El joven músico y compositor Jeff Russo (que además de tener sus propias bandas intervino en series como Fargo, The Umbrella Academy, en diversas sagas de Star Trek y más) es el encargado del asunto. Se enorgullece de haber usado orquestas y “un montón de viejos sintetizadores”. Algún crítico dijo que la música de la serie es “asesina” y tiene razón. Dicen los responsables de la serie que hay fuertes influencias de Pink Floyd en climas y musicalizaciones.
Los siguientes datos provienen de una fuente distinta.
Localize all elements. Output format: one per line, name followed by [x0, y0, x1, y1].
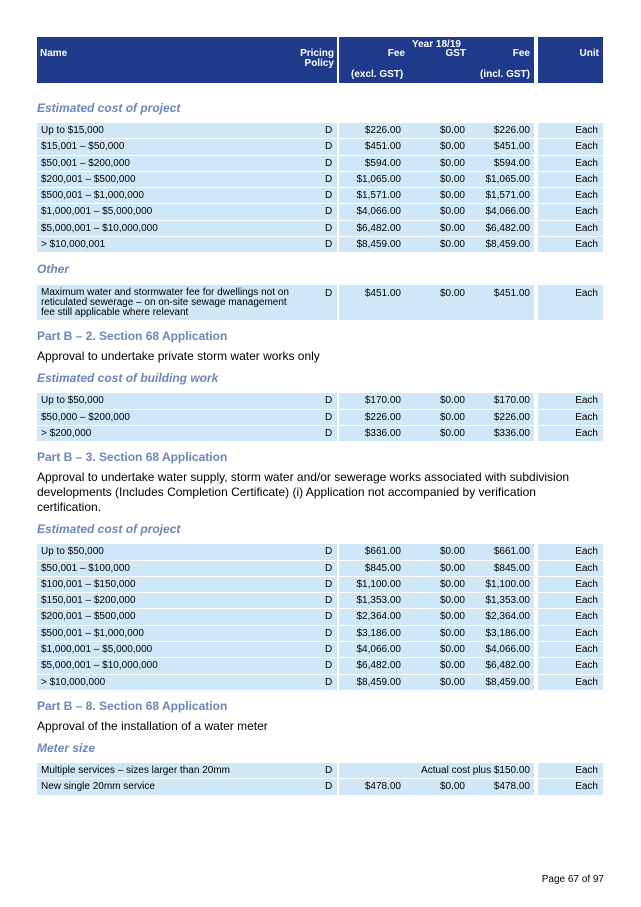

De hecho la coprotagonista, interpretada con enorme madurez por Rachel Keller, actriz joven, bella, algo anchita, se llama Sydney o Syd Barret, por el fundador mítico de Pink Floyd, el que se puso shine on you crazy diamond. Pero la cosa va más allá. También en materia de musicalización Legion abreva de mil fuentes. La atmósfera general podría definirse como kingcrimsoniana por lo loca y lo neura, Sin embargo, caramba, no hay nada de King Crimson.
Hay otras excelentes actuaciones. La de Aubrey Plaza haciendo de una suerte de reventada punk muy drogona, atorranta y malita, medio hecha polvo, pero siempre reviviendo con diversos envases y presentaciones. La equilibradísima, justa interpretación de Melanie Bird a cargo de Jean Smart. Hay un dandy diletante, sesentista por excelencia, al que uno imaginaría contoneándose en un happening con Andy Warholl, whisky en mano. Ese personaje, el de Oliver Bird, es encarnado por el actor Jemaine Clement, que aparece en la trama viviendo dentro de un iglú o cubo de hielo en el cielo, el espacio o el plano astral, al que se accede por lo que parece una infinita escalera anti incendios.
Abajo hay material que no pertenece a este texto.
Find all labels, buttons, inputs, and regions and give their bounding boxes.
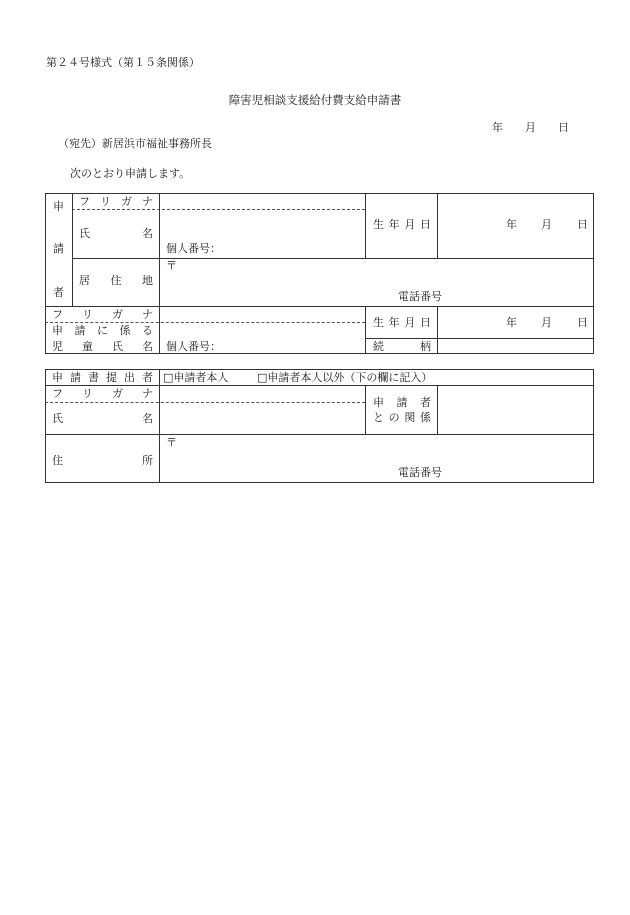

A todo esto, y pese a tanta locura presunta, en el mundo que llamamos real, el guionista y productor Noah Hawley, que también supo tener sus bandas de música, se jacta de tener una vida de lo más normal y de pisar Hollywood lo menos que pueda. El tipo dice que la pasa bomba laburando en casa, llevando a sus pibes a la escuela todos los días. Siendo que lo que más se destaca de Legion es el disfrute de la libertad y el hago lo que se me canta, no viene mal citar lo que cuenta el instigador ideológico de Legion: “El verdadero éxito es tener la mayor cantidad de control sobre tu vida. Decidí que no iba a vivir en Hollywood y que, de todos modos, me iba a dedicar a esto y nadie se opuso. Luego, decidí que no iba a ir a la oficina todas las semanas y tampoco nadie se opuso”.
Algo parecido hacía Norman Brisky en La Fiaca, sátira costumbrista argenta del año 1969. Por algo tantas veces hizo de loquito, desde que se hizo famoso publicitando la crema de afeitar Gillete, diciendo extraviado y gozoso: “Ni la veo ni la siento”.